USDA Releases Interim Final Rule Establishing a Domestic Hemp Production Program
October 31, 2019 | Montpelier, VT ‐ On October 31, 2019 the Federal Register published the interim final rule establishing a Domestic Hemp Production Program. Upon its release, this interim final rule becomes effective for all states without hemp pilot programs. Vermont continues to operate under its pilot program enabled under the 2014 Farm Bill. This interim rule represents the beginning of the development of the final rule that addresses testing and recordkeeping requirements, acceptable THC levels, crop disposal, and the general authority for states to obtain primary regulatory authority over hemp production.
VAAFM encourages the public to provide written comments to United States Department of Agriculture (USDA) comment period ending December 30, 2019. Access to the interim final rule and instructions on how to comment are on USDA’s website: https://www.ams.usda.gov/rules-regulations/establishment-domestic-hemp-production-program.
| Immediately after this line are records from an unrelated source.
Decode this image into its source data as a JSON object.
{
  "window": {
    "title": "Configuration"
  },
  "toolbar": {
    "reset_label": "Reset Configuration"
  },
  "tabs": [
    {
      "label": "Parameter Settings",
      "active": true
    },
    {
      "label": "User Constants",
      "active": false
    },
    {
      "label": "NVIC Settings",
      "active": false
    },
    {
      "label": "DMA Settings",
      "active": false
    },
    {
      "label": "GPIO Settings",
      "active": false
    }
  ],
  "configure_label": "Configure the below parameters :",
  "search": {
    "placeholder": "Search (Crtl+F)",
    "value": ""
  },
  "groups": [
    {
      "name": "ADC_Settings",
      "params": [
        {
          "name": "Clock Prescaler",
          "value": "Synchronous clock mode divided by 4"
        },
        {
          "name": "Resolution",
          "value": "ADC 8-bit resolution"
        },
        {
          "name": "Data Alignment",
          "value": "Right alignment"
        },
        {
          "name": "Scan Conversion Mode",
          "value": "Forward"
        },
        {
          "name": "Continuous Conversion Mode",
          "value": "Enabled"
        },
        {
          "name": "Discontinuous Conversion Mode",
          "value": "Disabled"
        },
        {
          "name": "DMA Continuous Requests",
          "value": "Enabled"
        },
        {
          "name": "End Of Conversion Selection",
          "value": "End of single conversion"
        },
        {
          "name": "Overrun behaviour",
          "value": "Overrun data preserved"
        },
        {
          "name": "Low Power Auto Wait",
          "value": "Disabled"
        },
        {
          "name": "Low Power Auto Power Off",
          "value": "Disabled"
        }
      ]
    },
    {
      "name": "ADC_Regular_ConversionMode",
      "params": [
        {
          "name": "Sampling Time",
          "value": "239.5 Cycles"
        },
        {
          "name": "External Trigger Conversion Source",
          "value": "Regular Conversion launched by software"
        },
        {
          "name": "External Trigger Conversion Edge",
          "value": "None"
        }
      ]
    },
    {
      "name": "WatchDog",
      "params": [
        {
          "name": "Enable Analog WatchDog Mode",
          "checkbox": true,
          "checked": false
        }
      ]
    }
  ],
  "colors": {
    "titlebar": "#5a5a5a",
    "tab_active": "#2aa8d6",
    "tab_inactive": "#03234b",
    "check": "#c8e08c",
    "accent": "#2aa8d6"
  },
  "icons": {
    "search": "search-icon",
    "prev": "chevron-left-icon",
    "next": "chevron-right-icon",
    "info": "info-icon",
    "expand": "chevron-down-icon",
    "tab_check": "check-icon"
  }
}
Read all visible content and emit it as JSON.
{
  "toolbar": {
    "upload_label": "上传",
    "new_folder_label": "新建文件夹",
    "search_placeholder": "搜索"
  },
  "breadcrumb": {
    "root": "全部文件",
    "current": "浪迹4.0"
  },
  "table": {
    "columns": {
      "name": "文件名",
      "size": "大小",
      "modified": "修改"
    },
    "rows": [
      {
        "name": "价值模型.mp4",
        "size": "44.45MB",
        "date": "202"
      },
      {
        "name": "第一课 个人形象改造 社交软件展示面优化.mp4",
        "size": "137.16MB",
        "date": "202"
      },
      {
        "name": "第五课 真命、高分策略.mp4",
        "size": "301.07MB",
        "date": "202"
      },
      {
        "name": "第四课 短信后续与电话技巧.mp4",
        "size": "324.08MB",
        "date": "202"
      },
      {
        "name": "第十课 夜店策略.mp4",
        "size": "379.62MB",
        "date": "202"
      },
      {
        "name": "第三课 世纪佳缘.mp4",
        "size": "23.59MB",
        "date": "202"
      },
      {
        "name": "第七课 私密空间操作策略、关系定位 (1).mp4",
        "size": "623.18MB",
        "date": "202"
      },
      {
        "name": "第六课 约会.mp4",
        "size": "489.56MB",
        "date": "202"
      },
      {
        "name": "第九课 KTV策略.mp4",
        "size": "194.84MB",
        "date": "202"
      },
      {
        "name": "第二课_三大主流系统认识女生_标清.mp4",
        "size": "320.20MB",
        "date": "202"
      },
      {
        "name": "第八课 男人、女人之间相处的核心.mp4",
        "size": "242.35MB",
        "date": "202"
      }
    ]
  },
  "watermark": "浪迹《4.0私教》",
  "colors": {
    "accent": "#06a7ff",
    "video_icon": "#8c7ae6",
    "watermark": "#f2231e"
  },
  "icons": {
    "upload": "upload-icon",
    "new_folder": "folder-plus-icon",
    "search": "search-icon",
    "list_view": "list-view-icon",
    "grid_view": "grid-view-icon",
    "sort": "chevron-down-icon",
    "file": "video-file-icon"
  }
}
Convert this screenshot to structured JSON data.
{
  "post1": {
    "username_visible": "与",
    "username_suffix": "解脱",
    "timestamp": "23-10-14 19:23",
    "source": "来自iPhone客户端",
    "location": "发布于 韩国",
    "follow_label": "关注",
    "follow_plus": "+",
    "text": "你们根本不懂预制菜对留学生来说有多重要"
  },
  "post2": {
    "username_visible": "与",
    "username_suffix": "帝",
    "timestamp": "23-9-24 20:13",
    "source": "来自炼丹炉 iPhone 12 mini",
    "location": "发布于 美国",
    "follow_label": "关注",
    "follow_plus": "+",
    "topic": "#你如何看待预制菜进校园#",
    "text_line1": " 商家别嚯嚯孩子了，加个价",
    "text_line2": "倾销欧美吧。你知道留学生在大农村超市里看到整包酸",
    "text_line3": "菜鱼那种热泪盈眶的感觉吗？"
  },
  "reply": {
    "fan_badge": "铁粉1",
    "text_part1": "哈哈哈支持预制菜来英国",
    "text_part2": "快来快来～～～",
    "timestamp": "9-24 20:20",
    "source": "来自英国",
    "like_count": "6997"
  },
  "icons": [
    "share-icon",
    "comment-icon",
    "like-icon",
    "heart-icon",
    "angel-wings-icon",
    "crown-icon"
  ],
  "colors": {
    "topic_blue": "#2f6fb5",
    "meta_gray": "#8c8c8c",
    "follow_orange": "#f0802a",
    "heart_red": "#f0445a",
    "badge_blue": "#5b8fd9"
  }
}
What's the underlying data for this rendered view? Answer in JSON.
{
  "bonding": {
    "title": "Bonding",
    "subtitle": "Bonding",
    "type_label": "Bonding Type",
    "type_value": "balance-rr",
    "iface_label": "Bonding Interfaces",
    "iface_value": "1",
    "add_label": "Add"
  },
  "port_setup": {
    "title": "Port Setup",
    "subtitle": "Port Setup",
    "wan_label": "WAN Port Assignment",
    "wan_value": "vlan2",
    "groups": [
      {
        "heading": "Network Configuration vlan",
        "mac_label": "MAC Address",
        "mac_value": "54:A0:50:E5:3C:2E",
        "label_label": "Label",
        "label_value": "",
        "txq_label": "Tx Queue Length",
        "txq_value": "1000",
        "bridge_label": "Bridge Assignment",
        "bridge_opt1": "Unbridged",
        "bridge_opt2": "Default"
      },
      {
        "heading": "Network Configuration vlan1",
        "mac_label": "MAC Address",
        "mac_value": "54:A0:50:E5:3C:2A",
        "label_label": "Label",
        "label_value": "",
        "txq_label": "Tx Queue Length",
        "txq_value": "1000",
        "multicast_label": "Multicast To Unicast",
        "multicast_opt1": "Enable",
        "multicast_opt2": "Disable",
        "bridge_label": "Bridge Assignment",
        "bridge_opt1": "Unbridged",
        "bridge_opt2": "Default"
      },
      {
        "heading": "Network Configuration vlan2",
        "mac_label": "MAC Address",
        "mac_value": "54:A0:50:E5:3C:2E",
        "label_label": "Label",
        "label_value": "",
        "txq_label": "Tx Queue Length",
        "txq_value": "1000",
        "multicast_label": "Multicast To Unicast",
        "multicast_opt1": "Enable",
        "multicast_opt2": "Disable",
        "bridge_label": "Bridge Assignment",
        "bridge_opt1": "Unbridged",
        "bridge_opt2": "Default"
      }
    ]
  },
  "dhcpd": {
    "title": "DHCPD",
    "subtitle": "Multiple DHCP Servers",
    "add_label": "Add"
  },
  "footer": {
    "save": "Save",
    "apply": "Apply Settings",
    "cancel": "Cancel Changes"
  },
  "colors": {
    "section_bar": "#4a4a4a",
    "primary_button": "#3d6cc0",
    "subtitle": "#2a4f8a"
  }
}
The publication of the interim final rule does not immediately affect how hemp is regulated in Vermont. Vermont continues to operate under its pilot program, and the pilot program remains in effect until Vermont receives USDA approval for its state plan or the repeal of the authorization for state pilot programs under the 2014 Farm Bill, which is “1 year after the date on which the [USDA] Secretary establishes a plan”.
VAAFM continues to consider the implications of the national plan and the required contents of a state plan provide for in the interim final rule. VAAFM notes that the interim final rule focuses on preventing diversion of THC and destruction of “hot” crops, but not the opportunity this new crop brings in supporting small scale agriculture common in Vermont. And while the VAAFM supports consumer protection and quality control, it also supports defensible and sensible regulation that allows Vermont’s small, craft growers to take advantage of the economic opportunity and the continued development of supporting infrastructure, such as facilities that process grain, fiber and resinous hemp, and laboratories, which have drawn high paying jobs to the state.